We still see elements of this kind of thinking in the education system, although the system seems better at critiquing itself than it once might have been in the past. Self-modification is relatively rare. The absolute number of people willing to be innovators might now be higher, the percentage might be the same. The comparisons between the eighteenth century and now, which Mokyr sometimes makes and sometimes leaves to the reader, might be the most radical and unusual parts of this book.
It is a book about ideas that on its own contains many ideas that illuminate how the world was changing—and how it is today, as we live in a society that is saturated with ideas—provided that we are willing to find and follow those ideas. And think about them on a meta level—in other words, deal with ideas about ideas. This is relatively hard and requires a lot of training to accomplish. Mokyr reminds us of why it is important.

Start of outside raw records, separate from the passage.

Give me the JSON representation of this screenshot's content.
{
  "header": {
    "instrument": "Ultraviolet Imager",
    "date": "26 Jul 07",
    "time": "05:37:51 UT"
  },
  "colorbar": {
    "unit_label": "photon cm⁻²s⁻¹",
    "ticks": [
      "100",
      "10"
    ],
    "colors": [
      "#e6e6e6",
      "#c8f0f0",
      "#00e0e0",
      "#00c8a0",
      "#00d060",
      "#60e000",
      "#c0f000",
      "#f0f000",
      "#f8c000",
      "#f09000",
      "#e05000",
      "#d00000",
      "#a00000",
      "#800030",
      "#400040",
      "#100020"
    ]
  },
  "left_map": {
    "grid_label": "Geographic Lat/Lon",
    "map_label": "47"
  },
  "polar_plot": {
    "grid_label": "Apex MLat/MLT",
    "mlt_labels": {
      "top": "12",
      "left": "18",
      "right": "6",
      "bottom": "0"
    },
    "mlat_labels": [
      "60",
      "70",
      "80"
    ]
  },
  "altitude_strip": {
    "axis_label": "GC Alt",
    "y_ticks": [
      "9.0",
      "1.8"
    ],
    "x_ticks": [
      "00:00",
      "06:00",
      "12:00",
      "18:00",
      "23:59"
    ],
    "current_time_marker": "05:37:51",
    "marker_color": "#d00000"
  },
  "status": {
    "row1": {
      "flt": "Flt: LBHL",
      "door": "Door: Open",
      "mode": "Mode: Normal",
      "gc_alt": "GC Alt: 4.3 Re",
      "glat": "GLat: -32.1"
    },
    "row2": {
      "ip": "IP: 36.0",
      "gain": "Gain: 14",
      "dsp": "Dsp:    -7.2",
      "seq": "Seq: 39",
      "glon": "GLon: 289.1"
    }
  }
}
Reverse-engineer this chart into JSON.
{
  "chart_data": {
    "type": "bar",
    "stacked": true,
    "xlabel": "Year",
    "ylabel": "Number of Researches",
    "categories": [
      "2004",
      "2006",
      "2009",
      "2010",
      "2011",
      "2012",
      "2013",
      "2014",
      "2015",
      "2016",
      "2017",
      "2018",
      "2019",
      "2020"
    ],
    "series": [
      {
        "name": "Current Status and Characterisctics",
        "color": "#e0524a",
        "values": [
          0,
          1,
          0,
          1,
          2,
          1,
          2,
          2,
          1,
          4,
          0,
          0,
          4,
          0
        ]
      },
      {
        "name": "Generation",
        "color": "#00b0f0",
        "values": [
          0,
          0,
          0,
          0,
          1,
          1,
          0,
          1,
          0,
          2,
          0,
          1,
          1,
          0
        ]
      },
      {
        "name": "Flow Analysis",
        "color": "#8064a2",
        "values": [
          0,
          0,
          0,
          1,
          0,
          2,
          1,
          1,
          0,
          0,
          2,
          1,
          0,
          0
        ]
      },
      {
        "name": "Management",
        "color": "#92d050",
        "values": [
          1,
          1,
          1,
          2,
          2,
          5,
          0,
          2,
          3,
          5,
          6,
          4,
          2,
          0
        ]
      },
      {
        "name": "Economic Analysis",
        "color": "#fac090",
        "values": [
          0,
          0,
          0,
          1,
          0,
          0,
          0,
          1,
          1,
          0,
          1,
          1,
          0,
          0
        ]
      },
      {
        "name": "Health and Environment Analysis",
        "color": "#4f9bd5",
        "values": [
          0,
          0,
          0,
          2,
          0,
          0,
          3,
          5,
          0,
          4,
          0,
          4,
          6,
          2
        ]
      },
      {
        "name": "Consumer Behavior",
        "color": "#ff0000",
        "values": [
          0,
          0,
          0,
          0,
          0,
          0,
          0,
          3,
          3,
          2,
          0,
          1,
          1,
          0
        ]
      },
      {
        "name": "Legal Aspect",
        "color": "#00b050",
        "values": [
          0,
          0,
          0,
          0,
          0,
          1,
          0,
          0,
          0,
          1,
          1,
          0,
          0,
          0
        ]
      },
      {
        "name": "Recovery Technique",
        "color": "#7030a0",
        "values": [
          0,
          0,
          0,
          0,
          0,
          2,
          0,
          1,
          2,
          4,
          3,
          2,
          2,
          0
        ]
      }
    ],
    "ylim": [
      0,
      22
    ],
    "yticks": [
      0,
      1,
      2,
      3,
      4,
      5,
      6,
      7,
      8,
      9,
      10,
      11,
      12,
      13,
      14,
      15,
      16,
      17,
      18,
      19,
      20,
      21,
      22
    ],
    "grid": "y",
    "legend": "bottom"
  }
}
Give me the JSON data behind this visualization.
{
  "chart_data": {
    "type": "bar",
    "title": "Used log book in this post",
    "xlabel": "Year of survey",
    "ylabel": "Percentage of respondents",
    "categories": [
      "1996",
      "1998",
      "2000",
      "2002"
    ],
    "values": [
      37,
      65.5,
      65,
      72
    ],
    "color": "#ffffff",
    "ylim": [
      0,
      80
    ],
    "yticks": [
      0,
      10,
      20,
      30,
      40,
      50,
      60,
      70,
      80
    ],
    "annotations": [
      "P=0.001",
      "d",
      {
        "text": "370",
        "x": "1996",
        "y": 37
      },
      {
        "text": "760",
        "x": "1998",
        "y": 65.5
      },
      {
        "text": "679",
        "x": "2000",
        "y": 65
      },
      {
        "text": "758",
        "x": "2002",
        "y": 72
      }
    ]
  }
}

A final note about the materiality of the book in question: The Enlightened Economy is scholarly and concomitantly expensive. It’s also very nicely bound and easy to read. It feels like it will last a very long time, which is good, because I haven’t digested it yet and doubt many could in a first reading.
One of my favorite econ professors at UW worked with Joel Mokyr at Northwestern. He recommended reading Mokyr’s The Gifts of Athena. It’s a historical look at the development of the knowledge economy: how improved access to technological ideas became just as important as the ideas themselves. It’s a read that requires commitment, but you don’t seem to be the type to shy away from the dense stuff.